Re-architects job handling with a DynamoDB-backed workflow job store, new jobs/GitHub queues and reconciler, enhanced GitHub/spec/pool/label logic, and restores Prometheus/OTEL /metrics endpoint.

Spotlight

  • Fix numerous bugs for pools (still in beta).
  • New reconciliation loop should ensure that no queued job is left pending.
  • FIFO semantics for SQS queues now enforced for job scheduling, even under high load.
  • Repository config (runs-on.yml) is now validated and warnings are emitted when an error is found. Validator is also available using the CLI.
  • You should see lower GitHub API token usage, with auto-disablement of some low-priority features (e.g. unregistering runners) over high-impact ones (e.g. registering runners). Also new metricsa are available to track GitHub API operations.
  • Re-enable a /metrics endpoint (prometheus format) if you prefer polling for metrics instead of sending to an OTEL collector.
2025-11-10-000580-RunsOn OTEL Dashboard

Details

  • Infrastructure (CloudFormation):
    • Queues: Add RunsOnQueueJobs and RunsOnQueueGithub FIFO queues (with DLQs) and wire into env vars, IAM, and outputs.
    • DynamoDB: Add RunsOnWorkflowJobsTable.
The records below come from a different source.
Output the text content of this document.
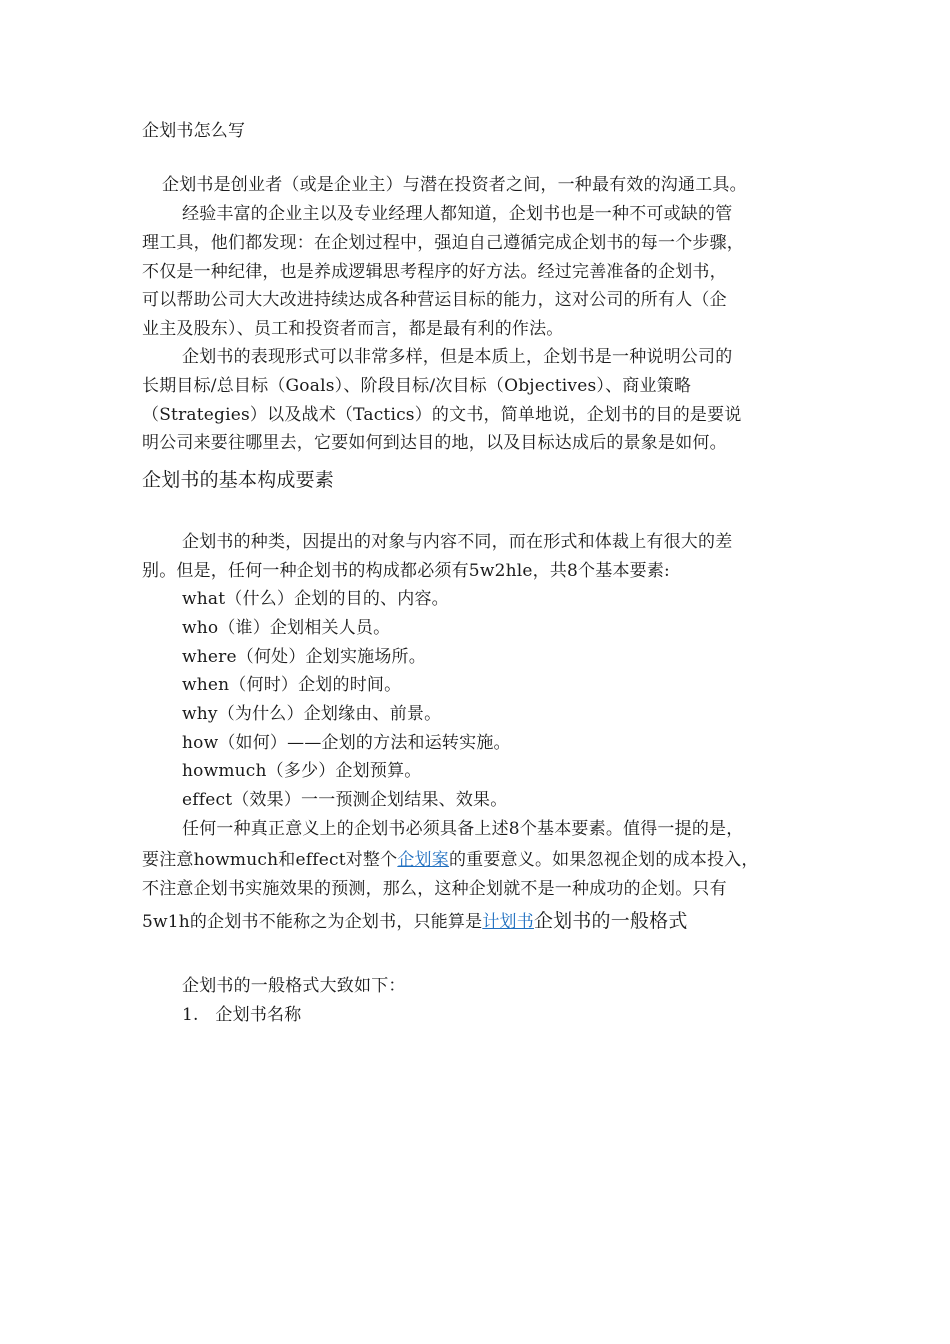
企划书怎么写
企划书是创业者（或是企业主）与潜在投资者之间，一种最有效的沟通工具。
经验丰富的企业主以及专业经理人都知道，企划书也是一种不可或缺的管
理工具，他们都发现：在企划过程中，强迫自己遵循完成企划书的每一个步骤，
不仅是一种纪律，也是养成逻辑思考程序的好方法。经过完善准备的企划书，
可以帮助公司大大改进持续达成各种营运目标的能力，这对公司的所有人（企
业主及股东）、员工和投资者而言，都是最有利的作法。
企划书的表现形式可以非常多样，但是本质上，企划书是一种说明公司的
长期目标/总目标（Goals）、阶段目标/次目标（Objectives）、商业策略
（Strategies）以及战术（Tactics）的文书，简单地说，企划书的目的是要说
明公司来要往哪里去，它要如何到达目的地，以及目标达成后的景象是如何。
企划书的基本构成要素
企划书的种类，因提出的对象与内容不同，而在形式和体裁上有很大的差
别。但是，任何一种企划书的构成都必须有5w2hle，共8个基本要素:
what（什么）企划的目的、内容。
who（谁）企划相关人员。
where（何处）企划实施场所。
when（何时）企划的时间。
why（为什么）企划缘由、前景。
how（如何）——企划的方法和运转实施。
howmuch（多少）企划预算。
effect（效果）一一预测企划结果、效果。
任何一种真正意义上的企划书必须具备上述8个基本要素。值得一提的是，
要注意howmuch和effect对整个企划案的重要意义。如果忽视企划的成本投入，
不注意企划书实施效果的预测，那么，这种企划就不是一种成功的企划。只有
5w1h的企划书不能称之为企划书，只能算是计划书企划书的一般格式
企划书的一般格式大致如下：
1.   企划书名称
Should stay well below free tier usage for 90% of users.
    • App Runner/IAM: Add RUNS_ON_QUEUE_JOBS, RUNS_ON_QUEUE_GITHUB, RUNS_ON_WORKFLOW_JOBS_TABLE, RUNS_ON_SERVER_PASSWORD, RUNS_ON_LOGGER_LEVEL (dev/v2.10.0) env vars; grant s3:DeleteObject on S3Bucket/runs-on/db/*.
    • Parameters: Add Environment to main group; add ServerPassword; add LoggerLevel (dev/v2.10.0); refine OtelExporterEndpoint and RunnerConfigAutoExtendsFrom descriptions.
    • Outputs: Export new queues and RunsOnWorkflowJobsTable.
  • Server/Architecture:
    • Replace legacy queue processors with new jobs and github queues (processJobsQueue, processGitHubQueue); add reconciliation loop processWorkflowJobsReconciliation.
    • Introduce DynamoDB-backed WorkflowJobsStore (WorkflowJobRecord), instance attachment, next-check indexing, and recent repo discovery.
    • Refactor webhook handling to context-aware flow; persist job payloads; schedule via job IDs.
  • GitHub Integration:
    • Add stale-while-revalidate caches, repo metadata/collaborators retrieval, global/local/composite config loaders, and repo listing per installation.
  • Runner/Specs:
    • SpecResolver now validates config, resolves from labels/repo config, and normalizes private/ssh.
  • Pools:
    • Validate pool names; include name in SHA; improved schedule evaluator; parse/detach timestamps; explicit excess instance termination.
  • Labels:
    • Robust parsing (trim/control chars), support runs-on= run id, and auto-assign dependabot pool.
  • Metrics/Endpoints:
    • Add Prometheus exporter and GitHub operation counter; improve OTEL config; /metrics endpoint with basic auth.
  • Housekeeping/Cleanup:
    • Batch terminate instances/fleets; honor runs-on-terminate tag.

Fixes #400, fixes #402, fixes #395, fixes #386.